Am nächsten Tag fuhren wir mit einem der vielen heruntergekommenen Busse Richtung Nordwesten. Es dauerte eine ganze Zeit, bis wir die letzten Ausläufer der Stadt hinter uns ließen. Dann veränderte sich die Landschaft drastisch. Obwohl es in Indonesien durchaus industrielle Ballungszentren gibt, wird der allergrößte Teil des Landes entweder landwirtschaftlich genutzt oder gar nicht. Am häufigsten sieht man Reisfelder, lauter kleine Parzellen, eine an die nächste angrenzend, oft in Form malerischer Terrassen angeordnet. In dieser Gegend jedoch, durch die unser Weg uns nun führte, waren es große Plantagen mit Ölpalmen, Tee, Tabak, Kakao und Kautschuk. 90 Kilometer von Medan entfernt (gut drei Stunden in einem mit kleinen braunen Männern, Frauen, Kindern und Tieren aller Art überfüllten, chaotisch fahrenden Bus), erreicht man einen malerischen Ort am Rande des Dschungels. Ein kleines Dorf, errichtet aus primitiven Holz- und Bambushütten, zieht sich zwei Kilometer den Bohorok-Fluß hinauf, der direkt aus dem Urwald kommt. Ein kleines Paradies in einer der grünen Lungen unserer Erde. Der Name des Dorfes ist Bukit Lawang. Ich mietete mich für eine Woche in dem höchstgelegenen Losmen am Fluß ein, ohne Elektrizität oder die vielen Annehmlichkeiten der Zivilisation, badete und wusch mich im Fluß, saß nach Einbruch der Dunkelheit im Schein der Öllampen, die von Eingeborenen auf die Tische gestellt werden und unternahm tagsüber ausgedehnte Fußmärsche in die Umgebung.
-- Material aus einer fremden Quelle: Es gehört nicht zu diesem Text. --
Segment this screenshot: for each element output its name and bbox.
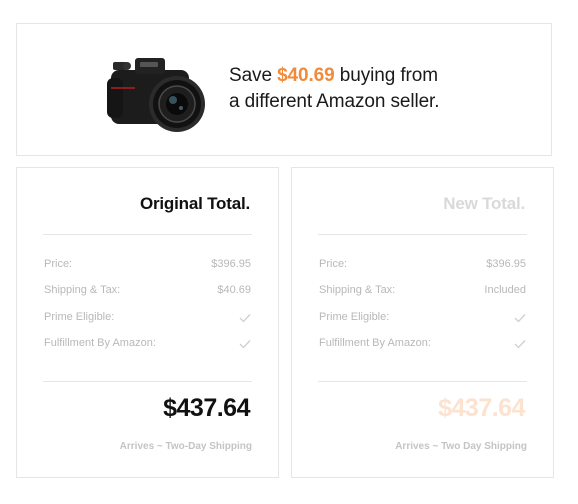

Es gibt dort eine große Tropfsteinhöhle voller Fledermäuse. Man braucht eine Stunde, um bis ans Ende durchzugehen und zu klettern, aber es lohnt sich - sie ist sehr schön. Im Wald gibt es halbwilde Orang-Utans, von denen ich einige aus nächster Nähe sehen konnte, und einmal, es war schon dunkel und ich mußte einen schmalen Pfad mit der Taschenlampe in der Hand zurück zu meinem Losmen gehen, kreuzte eine große Schlange meinen Weg, die ich voller Erstaunen betrachtete. Sie schien keinen großen Respekt vor mir zu haben und starrte mich genau so überrascht an wie ich sie. Schließlich sagte ich ihr, sie solle jetzt doch bitte weitergehen, weil ich auf dem engen Weg sonst nicht an ihr vorbeikommen konnte, und sie tat es auch. Tschüs Schlange. Sie war wirklich groß, einen Meter oder etwas länger und an der stärksten Stelle etwa 5 cm. dick. Kopf und Schwanz waren rot, ihr Rücken silberfarben.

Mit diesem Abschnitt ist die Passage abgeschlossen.